Filme do Dia: Portrait of Jason (1967), Shirley Clarke
Portrait of Jason (EUA, 1967). Direção
e Montagem: Shirley Clarke. Fotografia: Jerry Sopanen.
Muito provavelmente Clarke realizou um
retrato mais intenso do que qualquer outro esboçado no campo do documentário a
respeito dos meandros da subjetividade exposta através do discurso oral até
então – em termos comparativos, os depoimentos de qualquer um dos personagens
de Crônica de um Verão soam de uma
reserva contida, mesmo em seus momentos de maior entrega – ou mesmo depois.

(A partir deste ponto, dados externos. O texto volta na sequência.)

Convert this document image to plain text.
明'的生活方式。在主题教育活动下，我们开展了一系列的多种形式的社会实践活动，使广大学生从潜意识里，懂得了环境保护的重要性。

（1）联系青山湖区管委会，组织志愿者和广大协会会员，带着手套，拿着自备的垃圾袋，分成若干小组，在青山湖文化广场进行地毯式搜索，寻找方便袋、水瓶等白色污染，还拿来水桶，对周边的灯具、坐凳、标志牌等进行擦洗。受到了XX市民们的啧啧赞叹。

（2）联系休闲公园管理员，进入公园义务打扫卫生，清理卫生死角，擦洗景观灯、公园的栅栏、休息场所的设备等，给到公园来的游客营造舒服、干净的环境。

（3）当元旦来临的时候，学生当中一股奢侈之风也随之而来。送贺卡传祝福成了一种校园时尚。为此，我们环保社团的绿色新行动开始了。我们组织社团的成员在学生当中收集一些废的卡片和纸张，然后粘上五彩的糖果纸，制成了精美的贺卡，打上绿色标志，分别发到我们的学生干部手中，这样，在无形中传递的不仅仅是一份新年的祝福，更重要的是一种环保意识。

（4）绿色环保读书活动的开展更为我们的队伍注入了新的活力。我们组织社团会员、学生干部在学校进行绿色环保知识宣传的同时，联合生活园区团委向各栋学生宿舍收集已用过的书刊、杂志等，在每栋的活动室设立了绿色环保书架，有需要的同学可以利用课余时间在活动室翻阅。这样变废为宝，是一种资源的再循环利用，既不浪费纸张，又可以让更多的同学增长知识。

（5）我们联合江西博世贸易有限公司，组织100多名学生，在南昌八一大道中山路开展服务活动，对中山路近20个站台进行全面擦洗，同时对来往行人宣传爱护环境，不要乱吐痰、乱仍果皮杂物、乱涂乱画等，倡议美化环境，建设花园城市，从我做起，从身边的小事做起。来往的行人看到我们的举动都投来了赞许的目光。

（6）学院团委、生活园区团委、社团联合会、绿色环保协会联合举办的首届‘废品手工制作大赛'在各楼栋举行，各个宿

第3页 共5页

Tendo como personagem único a ser observado pelas lentes da câmera, mas não necessariamente
ouvido – ocasionalmente se observam perguntas ou indicações da própria Clarke
ou, mais frequentemente, de Carl Lee, o entrevistador se assim se pode dizer –
Jason Holliday. Negro e homossexual, Jason desfia em um estilo próximo do fluxo
de consciência, acentuado pela constante presença de álcool, o que seria algo
como suas memórias sentimentais da infância, dos tempos em que foi criado em
casas de pessoas de maior poder aquisitivo e, sobretudo, das figuras parentais,
assim como de sua própria sexualidade. O caráter fluido da fala, mais próximo
em termos de paralelo literário com a escrita de um Allen Ginsberg que
propriamente de uma Virginia Woolf, torna-se por vezes tão desfocado quanto à
própria imagem, tendo em vista Clarke fazer uso de planos-sequencias que
consomem rolos inteiros de filmes, e as vezes para além deles, ficando somente
o áudio sobre um fundo em negro e
ajustando o foco ao início ou o perdendo ao final. Se o uso dos
planos-sequencias pode suscitar uma comparação com as obras contemporâneas de
um Andy Warhol, aqui parecem favorecer o jorro verbal de seu único personagem
que propriamente um esboço paródico da dramaturgia hollywoodiana a partir de
estratégias opostas como em Warhol. O filme, desde a sua primeira tomada,
também assevera como poucos o caráter eminentemente performativo de qualquer
relação social, sobretudo, como é o caso, de caráter confessional e
autobiográfico. Em diversos momentos, Jason se encontra consciente de tal jogo,
algo que o dispositivo claustrofóbico armado por Clarke tende a acentuar,
incluindo o fato do espaço filmado aparentemente não ser a sua moradia. Em
diversos momentos e com o avançar da metragem (e do estado etílico de Jason) se
observa um linguajar chulo como impossível de ser encontrado no cinema
ficcional contemporâneo, mesmo em suas contrapartes mais ousadas (tais como Quem Tem Medo de V.Woolf?). National
Film Registry em 2015. Shirley Clarke Prod./Graeme Ferguson Prod. 105 minutos.